By Jeffrey Damicog
The Commission on Elections (Comelec) Friday said that the National Citizens’ Movement for Free Elections (NAMFREL) was among those who agreed to use the transmission router which the poll watchdog has called the controversial “meet-me-room” network set-up.
Comelec Spokesman James Jimenez disclosed that as early as January 17 NAMFREL was among those who agreed to use the transmission router.
Last January 17, the Comelec held a consultation with stakeholders which included NAMFREL and the Parish Pastoral Council for Responsible Voting (PPCRV) which is conducting the parallel count.
“The adoption of the solution was actually voted on. And NAMFREL was actually part of the voting and the result of the voting was unanimous,” Jimenez told reporters.

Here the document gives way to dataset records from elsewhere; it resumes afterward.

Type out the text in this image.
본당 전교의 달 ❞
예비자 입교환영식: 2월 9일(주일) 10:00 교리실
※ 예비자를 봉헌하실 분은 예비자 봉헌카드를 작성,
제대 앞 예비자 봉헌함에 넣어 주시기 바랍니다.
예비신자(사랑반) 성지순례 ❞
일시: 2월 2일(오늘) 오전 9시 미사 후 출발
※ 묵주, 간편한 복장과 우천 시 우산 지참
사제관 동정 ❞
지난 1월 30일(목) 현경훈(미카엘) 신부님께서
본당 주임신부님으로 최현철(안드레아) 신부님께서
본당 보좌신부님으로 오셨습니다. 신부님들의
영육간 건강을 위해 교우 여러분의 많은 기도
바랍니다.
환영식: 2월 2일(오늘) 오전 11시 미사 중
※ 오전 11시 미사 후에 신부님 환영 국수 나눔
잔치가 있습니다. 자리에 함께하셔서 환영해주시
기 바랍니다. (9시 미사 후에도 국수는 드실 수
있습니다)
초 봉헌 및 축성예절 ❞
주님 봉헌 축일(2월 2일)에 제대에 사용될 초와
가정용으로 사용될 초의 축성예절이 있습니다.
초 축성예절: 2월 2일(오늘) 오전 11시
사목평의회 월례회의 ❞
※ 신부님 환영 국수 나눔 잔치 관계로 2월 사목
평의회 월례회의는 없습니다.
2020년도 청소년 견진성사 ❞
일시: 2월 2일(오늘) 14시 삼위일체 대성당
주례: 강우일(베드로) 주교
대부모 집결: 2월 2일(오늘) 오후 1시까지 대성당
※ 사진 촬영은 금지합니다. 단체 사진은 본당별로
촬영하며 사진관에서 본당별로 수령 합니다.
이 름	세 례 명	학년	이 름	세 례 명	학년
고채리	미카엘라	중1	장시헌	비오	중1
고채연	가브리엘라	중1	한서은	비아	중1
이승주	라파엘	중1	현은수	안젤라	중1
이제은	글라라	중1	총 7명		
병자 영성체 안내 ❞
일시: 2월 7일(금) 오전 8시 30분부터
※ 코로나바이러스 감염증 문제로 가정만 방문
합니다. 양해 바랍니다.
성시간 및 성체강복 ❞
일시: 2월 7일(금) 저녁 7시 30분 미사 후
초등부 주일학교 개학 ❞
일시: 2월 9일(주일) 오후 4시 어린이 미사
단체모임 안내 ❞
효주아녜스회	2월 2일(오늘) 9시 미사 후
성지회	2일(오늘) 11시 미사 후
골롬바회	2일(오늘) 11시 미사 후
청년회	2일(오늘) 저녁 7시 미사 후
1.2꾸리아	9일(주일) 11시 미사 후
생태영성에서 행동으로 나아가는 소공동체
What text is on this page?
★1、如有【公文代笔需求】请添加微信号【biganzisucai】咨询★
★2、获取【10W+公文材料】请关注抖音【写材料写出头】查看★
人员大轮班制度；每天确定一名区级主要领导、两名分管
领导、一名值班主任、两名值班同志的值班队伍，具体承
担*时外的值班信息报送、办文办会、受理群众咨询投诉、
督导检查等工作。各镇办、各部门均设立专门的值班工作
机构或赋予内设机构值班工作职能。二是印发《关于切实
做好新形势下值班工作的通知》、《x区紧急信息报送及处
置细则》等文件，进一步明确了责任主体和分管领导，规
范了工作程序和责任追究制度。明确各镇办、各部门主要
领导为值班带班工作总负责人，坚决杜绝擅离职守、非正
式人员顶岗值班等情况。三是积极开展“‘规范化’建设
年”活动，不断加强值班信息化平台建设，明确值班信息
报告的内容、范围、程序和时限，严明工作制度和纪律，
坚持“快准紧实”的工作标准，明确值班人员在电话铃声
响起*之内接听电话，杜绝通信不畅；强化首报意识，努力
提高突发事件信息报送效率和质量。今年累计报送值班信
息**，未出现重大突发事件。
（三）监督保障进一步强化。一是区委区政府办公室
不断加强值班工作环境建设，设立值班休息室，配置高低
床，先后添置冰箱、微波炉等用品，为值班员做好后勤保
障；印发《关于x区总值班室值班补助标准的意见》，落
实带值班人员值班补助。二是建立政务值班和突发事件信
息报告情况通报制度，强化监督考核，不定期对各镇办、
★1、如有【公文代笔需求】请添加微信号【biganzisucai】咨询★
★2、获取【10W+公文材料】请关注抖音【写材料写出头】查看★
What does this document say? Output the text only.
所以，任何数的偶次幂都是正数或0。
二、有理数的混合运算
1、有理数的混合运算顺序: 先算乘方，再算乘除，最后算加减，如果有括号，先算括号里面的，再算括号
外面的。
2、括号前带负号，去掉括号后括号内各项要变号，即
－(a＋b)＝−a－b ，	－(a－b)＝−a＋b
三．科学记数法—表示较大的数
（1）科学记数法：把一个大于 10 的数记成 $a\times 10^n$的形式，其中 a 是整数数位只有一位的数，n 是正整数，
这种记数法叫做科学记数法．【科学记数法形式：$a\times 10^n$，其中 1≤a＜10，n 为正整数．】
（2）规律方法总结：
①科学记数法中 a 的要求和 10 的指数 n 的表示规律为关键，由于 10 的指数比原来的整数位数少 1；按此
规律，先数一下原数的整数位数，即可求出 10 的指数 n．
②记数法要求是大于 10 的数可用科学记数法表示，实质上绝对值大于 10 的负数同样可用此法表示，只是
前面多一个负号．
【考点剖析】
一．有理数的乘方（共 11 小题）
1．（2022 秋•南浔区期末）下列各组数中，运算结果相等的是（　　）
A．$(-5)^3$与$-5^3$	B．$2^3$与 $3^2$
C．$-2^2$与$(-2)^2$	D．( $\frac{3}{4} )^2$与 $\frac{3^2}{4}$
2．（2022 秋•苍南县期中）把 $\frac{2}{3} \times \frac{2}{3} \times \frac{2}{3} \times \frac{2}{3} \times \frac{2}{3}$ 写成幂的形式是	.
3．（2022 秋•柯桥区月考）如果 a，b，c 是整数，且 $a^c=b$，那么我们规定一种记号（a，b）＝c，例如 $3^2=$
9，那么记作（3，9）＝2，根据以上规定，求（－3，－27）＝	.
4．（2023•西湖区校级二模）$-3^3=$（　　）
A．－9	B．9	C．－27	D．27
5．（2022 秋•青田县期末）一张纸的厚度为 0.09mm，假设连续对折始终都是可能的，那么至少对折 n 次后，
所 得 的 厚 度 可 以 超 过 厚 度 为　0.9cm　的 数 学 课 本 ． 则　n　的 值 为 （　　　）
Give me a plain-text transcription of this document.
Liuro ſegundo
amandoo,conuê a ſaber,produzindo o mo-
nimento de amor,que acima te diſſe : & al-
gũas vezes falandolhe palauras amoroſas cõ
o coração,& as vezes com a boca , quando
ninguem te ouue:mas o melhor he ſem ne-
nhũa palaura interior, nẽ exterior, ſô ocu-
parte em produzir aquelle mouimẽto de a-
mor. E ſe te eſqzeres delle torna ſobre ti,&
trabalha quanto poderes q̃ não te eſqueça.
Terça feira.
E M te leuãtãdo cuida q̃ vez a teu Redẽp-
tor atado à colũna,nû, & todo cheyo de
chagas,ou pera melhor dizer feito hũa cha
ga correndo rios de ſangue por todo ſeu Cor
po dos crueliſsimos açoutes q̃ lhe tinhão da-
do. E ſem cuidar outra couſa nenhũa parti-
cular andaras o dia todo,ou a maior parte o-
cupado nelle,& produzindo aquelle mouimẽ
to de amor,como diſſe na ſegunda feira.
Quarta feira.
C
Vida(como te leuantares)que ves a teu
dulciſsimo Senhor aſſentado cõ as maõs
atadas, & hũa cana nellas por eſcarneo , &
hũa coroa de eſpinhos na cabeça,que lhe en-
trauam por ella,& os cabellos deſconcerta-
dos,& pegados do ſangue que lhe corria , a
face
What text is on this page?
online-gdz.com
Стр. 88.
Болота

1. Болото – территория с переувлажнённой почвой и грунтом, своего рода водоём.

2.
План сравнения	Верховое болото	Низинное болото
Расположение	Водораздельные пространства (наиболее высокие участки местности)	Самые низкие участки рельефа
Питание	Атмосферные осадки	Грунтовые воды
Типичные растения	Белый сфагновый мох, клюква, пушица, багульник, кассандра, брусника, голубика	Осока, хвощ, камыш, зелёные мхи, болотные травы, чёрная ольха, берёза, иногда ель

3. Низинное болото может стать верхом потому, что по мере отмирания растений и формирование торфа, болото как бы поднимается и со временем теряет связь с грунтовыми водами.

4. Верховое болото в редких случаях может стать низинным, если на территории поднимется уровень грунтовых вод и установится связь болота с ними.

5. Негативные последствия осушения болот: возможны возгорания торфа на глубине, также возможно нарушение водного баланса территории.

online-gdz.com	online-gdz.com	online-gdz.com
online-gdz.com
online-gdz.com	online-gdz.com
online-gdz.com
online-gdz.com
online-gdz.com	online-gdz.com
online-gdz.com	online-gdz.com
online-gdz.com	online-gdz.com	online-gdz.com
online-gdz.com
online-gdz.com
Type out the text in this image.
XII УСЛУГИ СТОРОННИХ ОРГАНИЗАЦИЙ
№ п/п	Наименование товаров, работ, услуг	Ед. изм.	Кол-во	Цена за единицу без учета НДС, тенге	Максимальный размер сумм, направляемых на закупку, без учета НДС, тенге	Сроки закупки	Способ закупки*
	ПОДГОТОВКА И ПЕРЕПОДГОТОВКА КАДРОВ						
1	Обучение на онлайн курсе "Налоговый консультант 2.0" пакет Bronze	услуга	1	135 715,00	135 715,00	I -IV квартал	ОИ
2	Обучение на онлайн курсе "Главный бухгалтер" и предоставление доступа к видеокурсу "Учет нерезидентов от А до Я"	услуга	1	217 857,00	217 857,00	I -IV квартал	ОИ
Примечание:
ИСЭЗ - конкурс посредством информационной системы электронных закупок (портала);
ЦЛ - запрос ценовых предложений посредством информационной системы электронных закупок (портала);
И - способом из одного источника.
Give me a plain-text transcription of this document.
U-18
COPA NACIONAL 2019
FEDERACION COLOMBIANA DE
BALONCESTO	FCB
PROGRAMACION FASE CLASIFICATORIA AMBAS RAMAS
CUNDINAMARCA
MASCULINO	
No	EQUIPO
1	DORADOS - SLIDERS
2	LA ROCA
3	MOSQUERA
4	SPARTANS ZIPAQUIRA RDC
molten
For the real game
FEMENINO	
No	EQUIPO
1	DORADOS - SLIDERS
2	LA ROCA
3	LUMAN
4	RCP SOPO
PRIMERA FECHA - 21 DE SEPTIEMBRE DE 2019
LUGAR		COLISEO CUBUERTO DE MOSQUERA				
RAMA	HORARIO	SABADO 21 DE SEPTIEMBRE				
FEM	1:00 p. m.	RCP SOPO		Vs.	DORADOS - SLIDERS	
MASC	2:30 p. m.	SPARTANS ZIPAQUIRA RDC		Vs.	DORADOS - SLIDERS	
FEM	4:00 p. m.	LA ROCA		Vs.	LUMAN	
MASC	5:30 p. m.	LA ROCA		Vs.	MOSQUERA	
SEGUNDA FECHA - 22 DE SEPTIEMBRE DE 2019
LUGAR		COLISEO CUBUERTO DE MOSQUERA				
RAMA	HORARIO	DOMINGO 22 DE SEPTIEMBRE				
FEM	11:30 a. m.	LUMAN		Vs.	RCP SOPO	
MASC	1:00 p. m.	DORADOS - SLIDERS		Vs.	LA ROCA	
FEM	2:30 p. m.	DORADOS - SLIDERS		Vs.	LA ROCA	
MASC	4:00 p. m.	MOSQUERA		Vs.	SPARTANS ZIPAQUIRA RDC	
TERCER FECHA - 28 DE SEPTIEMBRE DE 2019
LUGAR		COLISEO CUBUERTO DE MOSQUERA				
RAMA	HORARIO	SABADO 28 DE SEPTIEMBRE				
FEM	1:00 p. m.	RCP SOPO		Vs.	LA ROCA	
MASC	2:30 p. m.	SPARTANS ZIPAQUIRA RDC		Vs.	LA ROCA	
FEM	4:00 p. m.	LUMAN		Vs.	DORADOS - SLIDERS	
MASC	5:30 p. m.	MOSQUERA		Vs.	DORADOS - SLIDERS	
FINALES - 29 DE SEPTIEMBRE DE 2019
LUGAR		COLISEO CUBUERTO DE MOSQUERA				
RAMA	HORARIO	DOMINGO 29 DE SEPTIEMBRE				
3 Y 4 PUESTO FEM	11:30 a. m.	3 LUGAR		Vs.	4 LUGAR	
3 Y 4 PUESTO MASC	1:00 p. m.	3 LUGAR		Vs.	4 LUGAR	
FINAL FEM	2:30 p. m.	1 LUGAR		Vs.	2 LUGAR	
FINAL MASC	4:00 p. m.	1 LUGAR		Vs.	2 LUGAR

As proof, Jimenez showed the media a copy of the minutes of the meeting that took place on January 17.
NAMFREL is among several groups who have expressed concerns that the “meet-me-room” set up can be used to tamper the results of the elections.
“It seems that people are forgetting things,” said the spokesman.
“So, again NAMFREL was present at that meeting and in that meeting, one of the most important things discussed was the transmission router,” he reiterated.
Jimenez reminded that during consultations the Comelec even set-up conditions if it was agreed that the transmission router would be used.
He said the conditions include: data must be forwarded as soon as possible and not retained more than an hour; upon successful transmission, the data must be deleted; and the use of the transmission router must be subject to review, and the data cannot be remotely accessible.
“It was always the idea for the transmission router to just be a traffic cop,” Jimenez said.